Urbano por natureza, em algumas poesias o autor deixa algumas imagens mais ácidas, é bem verdade. Faz parte, a vida nas cidades de pedra tem essa rudeza implícita sob algumas nuances. Isso sem contar que o lirismo mórbido de Augusto dos Anjos se faz presente em alguns versos. Não posso afirmar ter sido uma influência direta sobre o autor, portanto, que fique a ressalva de que se trata de uma mera impressão pessoal de minha parte. Veja que interessante a poesia de número 43:

"
Com o lirismo possível,
entre trágicas profecias,
ameaças invisíveis
e prenúncios bíblicos de findos tempos,
sobrevivo.
O tórax,
apertado,
entristecido,
abriga um coração cauteloso
e pulmões covardes.
Minhas mãos se retesam
e ardem:
com o lirismo possível,
escavo a alma em busca de alguma coragem oculta.
Encontros escurecidos,
túnel no fim da luz.
Para onde conduz
esse lirismo possível com o qual caminho pela avenida semideserta?
Felizmente, ainda resta a canção,
embora cansado
o refrão.
Um único braço silencioso agora me acolhe:
seis cordas frias aquecendo a noite morta,
exilada da brisa fresca.
Sete vidas tem o blues,
sete encruzilhadas e Exus.
Cada um deles benze minha fronte
com todo o lirismo possível.
E só.
Nada mais ou menos.
do que o lirismo possível.
Porque é o tempo da Peste.
Homens alucinados cavalgam bestas antes renegadas que finalmente ganharam os campos.
Caso as velas se rasguem
e naufraguemos em rios de sangue e pus
façamos jus
ao lirismo possível.
É nosso escudo.
Exaustos,
Sim.
Mas não mudos.
A difícil missão de buscar entender o ser humano, sobretudo sobre si mesmo. Veja no poema de número quarenta e nove:
Cada um sabe
de seus temores,
de suas dores,
de seus contágios,
e desfechos
trágicos.
Cada um sabe de si,
ou pelo menos deveria saber.
Cada um vive
(ou finge viver)
suas distâncias e isolamentos
e constrói seus próprios muros
de ressentimentos.
Cada um é ausência do outro
na medida exata
do coração despedaçado.
Cada um é seu próprio pecado
e salvação.
Cada um é sim
e não
ou simplesmente o oposto.
Cada um sente sozinho
o gosto
da própria solidão.
Nada de novo
neste final
de verão
".

E a alta filosofia? Sabe aquela busca do sentido da vida através das perguntas clichê que ouvimos nos programas de TV a cabo? Quem somos nós? De onde viemos e para onde vamos?
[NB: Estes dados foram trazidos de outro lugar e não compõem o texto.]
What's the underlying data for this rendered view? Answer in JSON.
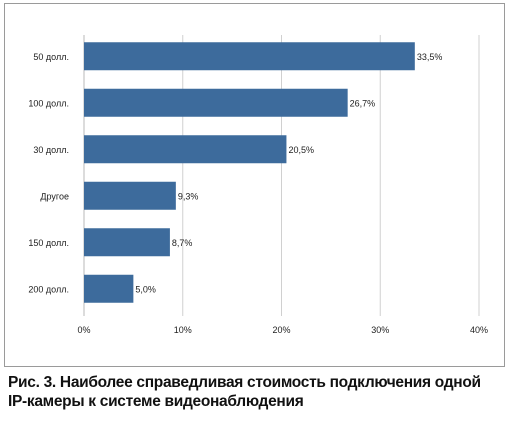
{
  "chart_data": {
    "type": "bar",
    "orientation": "horizontal",
    "categories": [
      "50 долл.",
      "100 долл.",
      "30 долл.",
      "Другое",
      "150 долл.",
      "200 долл."
    ],
    "values": [
      33.5,
      26.7,
      20.5,
      9.3,
      8.7,
      5.0
    ],
    "data_labels": [
      "33,5%",
      "26,7%",
      "20,5%",
      "9,3%",
      "8,7%",
      "5,0%"
    ],
    "xlim": [
      0,
      40
    ],
    "x_ticks": [
      0,
      10,
      20,
      30,
      40
    ],
    "x_tick_labels": [
      "0%",
      "10%",
      "20%",
      "30%",
      "40%"
    ],
    "grid": "vertical",
    "bar_color": "#3d6b9c",
    "grid_color": "#d0d0d0"
  },
  "caption": {
    "line1": "Рис. 3. Наиболее справедливая стоимость подключения одной",
    "line2": "IP-камеры к системе видеонаблюдения"
  }
}
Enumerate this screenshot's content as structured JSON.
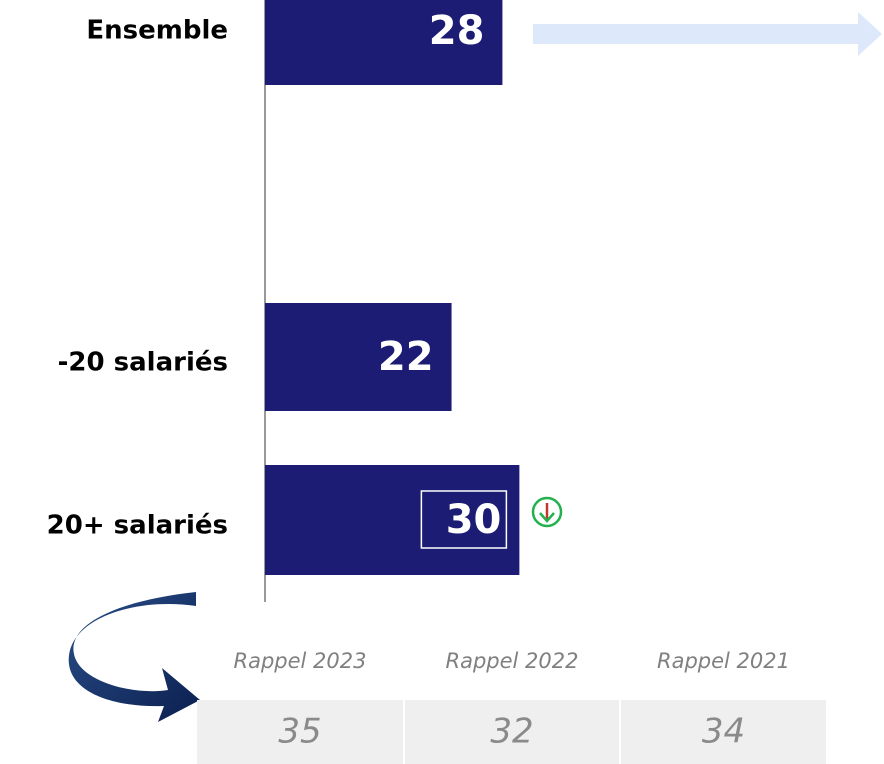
{
  "chart_data": {
    "type": "barh",
    "categories": [
      "Ensemble",
      "-20 salariés",
      "20+ salariés"
    ],
    "values": [
      28,
      22,
      30
    ],
    "color": "#1c1c75",
    "xlim": [
      0,
      73
    ]
  },
  "rappel": {
    "labels": [
      "Rappel 2023",
      "Rappel 2022",
      "Rappel 2021"
    ],
    "values": [
      35,
      32,
      34
    ]
  }
}
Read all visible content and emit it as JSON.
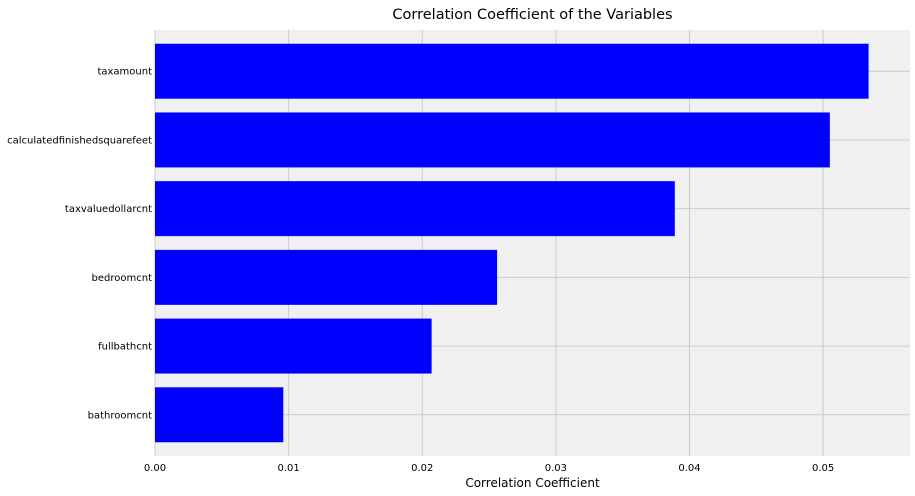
{
  "chart_data": {
    "type": "bar",
    "orientation": "horizontal",
    "title": "Correlation Coefficient of the Variables",
    "xlabel": "Correlation Coefficient",
    "ylabel": "",
    "categories": [
      "bathroomcnt",
      "fullbathcnt",
      "bedroomcnt",
      "taxvaluedollarcnt",
      "calculatedfinishedsquarefeet",
      "taxamount"
    ],
    "values": [
      0.0096,
      0.0207,
      0.0256,
      0.0389,
      0.0505,
      0.0534
    ],
    "xlim": [
      0.0,
      0.0565
    ],
    "xticks": [
      0.0,
      0.01,
      0.02,
      0.03,
      0.04,
      0.05
    ],
    "xtick_labels": [
      "0.00",
      "0.01",
      "0.02",
      "0.03",
      "0.04",
      "0.05"
    ],
    "bar_color": "#0000ff",
    "plot_background": "#f0f0f0",
    "grid": true,
    "grid_color": "#cbcbcb"
  }
}
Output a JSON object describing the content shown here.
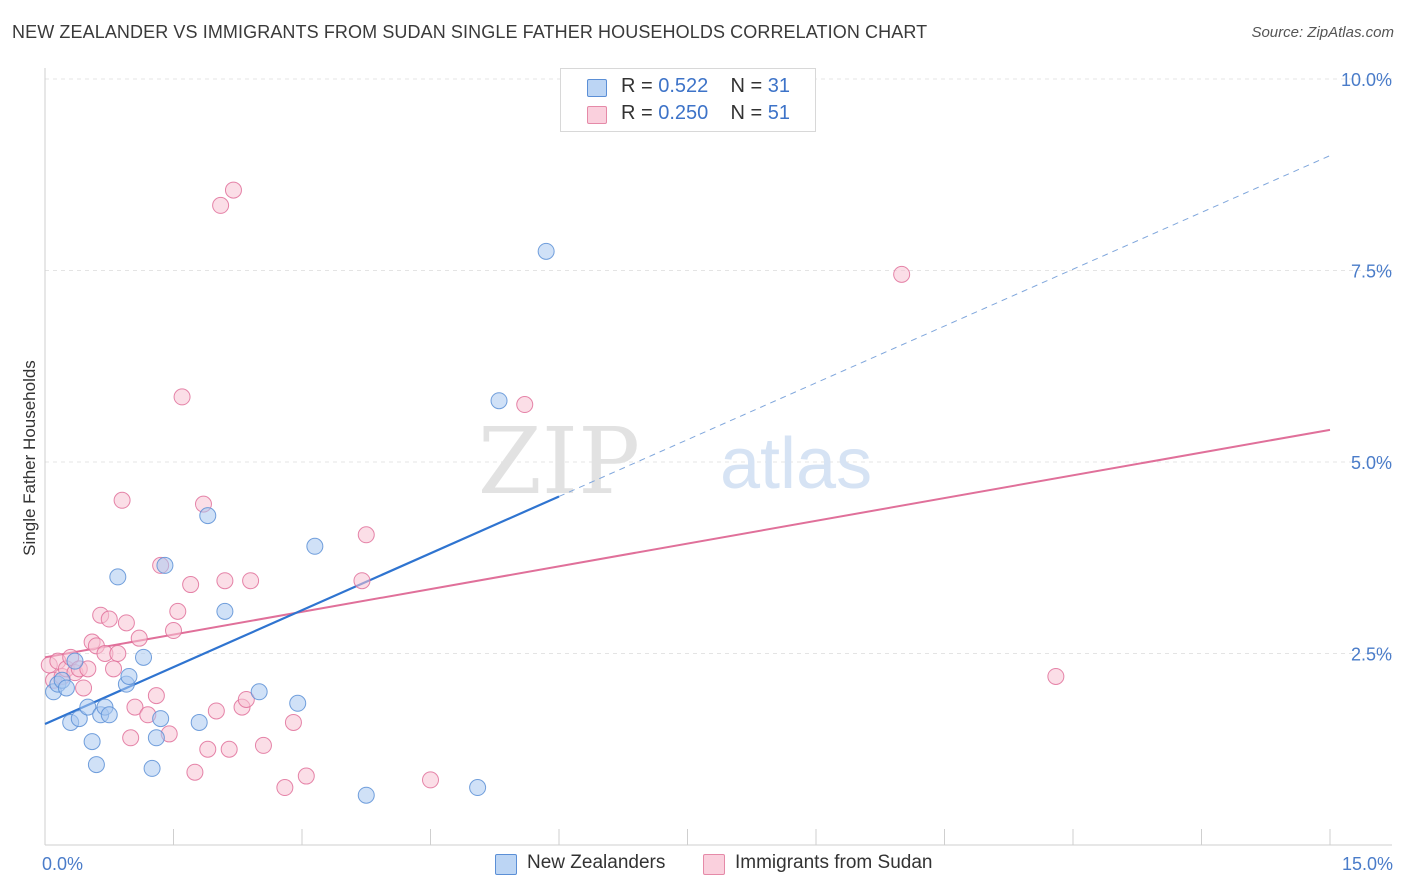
{
  "title": "NEW ZEALANDER VS IMMIGRANTS FROM SUDAN SINGLE FATHER HOUSEHOLDS CORRELATION CHART",
  "source": "Source: ZipAtlas.com",
  "watermark": {
    "zip": "ZIP",
    "atlas": "atlas"
  },
  "legend": {
    "r_label": "R =",
    "n_label": "N =",
    "series": [
      {
        "name": "New Zealanders",
        "r": "0.522",
        "n": "31",
        "fill": "#a9c8f0",
        "stroke": "#5b8fd6"
      },
      {
        "name": "Immigrants from Sudan",
        "r": "0.250",
        "n": "51",
        "fill": "#f8c3d3",
        "stroke": "#e58aa8"
      }
    ]
  },
  "chart_data": {
    "type": "scatter",
    "title": "NEW ZEALANDER VS IMMIGRANTS FROM SUDAN SINGLE FATHER HOUSEHOLDS CORRELATION CHART",
    "xlabel": "",
    "ylabel": "Single Father Households",
    "xlim": [
      0,
      15
    ],
    "ylim": [
      0,
      10.2
    ],
    "x_tick_labels": [
      {
        "value": 0,
        "label": "0.0%"
      },
      {
        "value": 15,
        "label": "15.0%"
      }
    ],
    "y_tick_labels": [
      {
        "value": 2.5,
        "label": "2.5%"
      },
      {
        "value": 5.0,
        "label": "5.0%"
      },
      {
        "value": 7.5,
        "label": "7.5%"
      },
      {
        "value": 10.0,
        "label": "10.0%"
      }
    ],
    "x_minor_ticks": [
      0,
      1.5,
      3,
      4.5,
      6,
      7.5,
      9,
      10.5,
      12,
      13.5,
      15
    ],
    "series": [
      {
        "name": "New Zealanders",
        "color": "#5b8fd6",
        "fill": "#a9c8f0",
        "points": [
          [
            0.1,
            2.0
          ],
          [
            0.15,
            2.1
          ],
          [
            0.2,
            2.15
          ],
          [
            0.25,
            2.05
          ],
          [
            0.3,
            1.6
          ],
          [
            0.35,
            2.4
          ],
          [
            0.4,
            1.65
          ],
          [
            0.5,
            1.8
          ],
          [
            0.55,
            1.35
          ],
          [
            0.6,
            1.05
          ],
          [
            0.65,
            1.7
          ],
          [
            0.7,
            1.8
          ],
          [
            0.75,
            1.7
          ],
          [
            0.85,
            3.5
          ],
          [
            0.95,
            2.1
          ],
          [
            0.98,
            2.2
          ],
          [
            1.15,
            2.45
          ],
          [
            1.25,
            1.0
          ],
          [
            1.3,
            1.4
          ],
          [
            1.35,
            1.65
          ],
          [
            1.4,
            3.65
          ],
          [
            1.8,
            1.6
          ],
          [
            1.9,
            4.3
          ],
          [
            2.1,
            3.05
          ],
          [
            2.5,
            2.0
          ],
          [
            2.95,
            1.85
          ],
          [
            3.15,
            3.9
          ],
          [
            3.75,
            0.65
          ],
          [
            5.05,
            0.75
          ],
          [
            5.3,
            5.8
          ],
          [
            5.85,
            7.75
          ]
        ],
        "trend": {
          "x0": 0,
          "y0": 1.58,
          "x1": 6.0,
          "y1": 4.55,
          "dash_x1": 15,
          "dash_y1": 9.0
        }
      },
      {
        "name": "Immigrants from Sudan",
        "color": "#e0709a",
        "fill": "#f8c3d3",
        "points": [
          [
            0.05,
            2.35
          ],
          [
            0.1,
            2.15
          ],
          [
            0.15,
            2.4
          ],
          [
            0.2,
            2.2
          ],
          [
            0.25,
            2.3
          ],
          [
            0.3,
            2.45
          ],
          [
            0.35,
            2.25
          ],
          [
            0.4,
            2.3
          ],
          [
            0.45,
            2.05
          ],
          [
            0.5,
            2.3
          ],
          [
            0.55,
            2.65
          ],
          [
            0.6,
            2.6
          ],
          [
            0.65,
            3.0
          ],
          [
            0.7,
            2.5
          ],
          [
            0.75,
            2.95
          ],
          [
            0.85,
            2.5
          ],
          [
            0.9,
            4.5
          ],
          [
            0.95,
            2.9
          ],
          [
            1.0,
            1.4
          ],
          [
            1.05,
            1.8
          ],
          [
            1.1,
            2.7
          ],
          [
            1.2,
            1.7
          ],
          [
            1.3,
            1.95
          ],
          [
            1.35,
            3.65
          ],
          [
            1.45,
            1.45
          ],
          [
            1.5,
            2.8
          ],
          [
            1.55,
            3.05
          ],
          [
            1.6,
            5.85
          ],
          [
            1.7,
            3.4
          ],
          [
            1.75,
            0.95
          ],
          [
            1.85,
            4.45
          ],
          [
            1.9,
            1.25
          ],
          [
            2.0,
            1.75
          ],
          [
            2.05,
            8.35
          ],
          [
            2.1,
            3.45
          ],
          [
            2.15,
            1.25
          ],
          [
            2.2,
            8.55
          ],
          [
            2.3,
            1.8
          ],
          [
            2.35,
            1.9
          ],
          [
            2.4,
            3.45
          ],
          [
            2.55,
            1.3
          ],
          [
            2.8,
            0.75
          ],
          [
            2.9,
            1.6
          ],
          [
            3.05,
            0.9
          ],
          [
            3.7,
            3.45
          ],
          [
            3.75,
            4.05
          ],
          [
            4.5,
            0.85
          ],
          [
            5.6,
            5.75
          ],
          [
            10.0,
            7.45
          ],
          [
            11.8,
            2.2
          ],
          [
            0.8,
            2.3
          ]
        ],
        "trend": {
          "x0": 0,
          "y0": 2.45,
          "x1": 15,
          "y1": 5.42
        }
      }
    ]
  }
}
Pois é, a crise existencial que deveria estimular a consciência de todos, mas na prática isso não ocorre pois a maioria só pensa nos boletos, ou seja, é mais desesperador viver neste mundo para quem pensa além, caso dos poetas e dos músicos, ou seja, Mamuth vive esse dilema em dose dupla!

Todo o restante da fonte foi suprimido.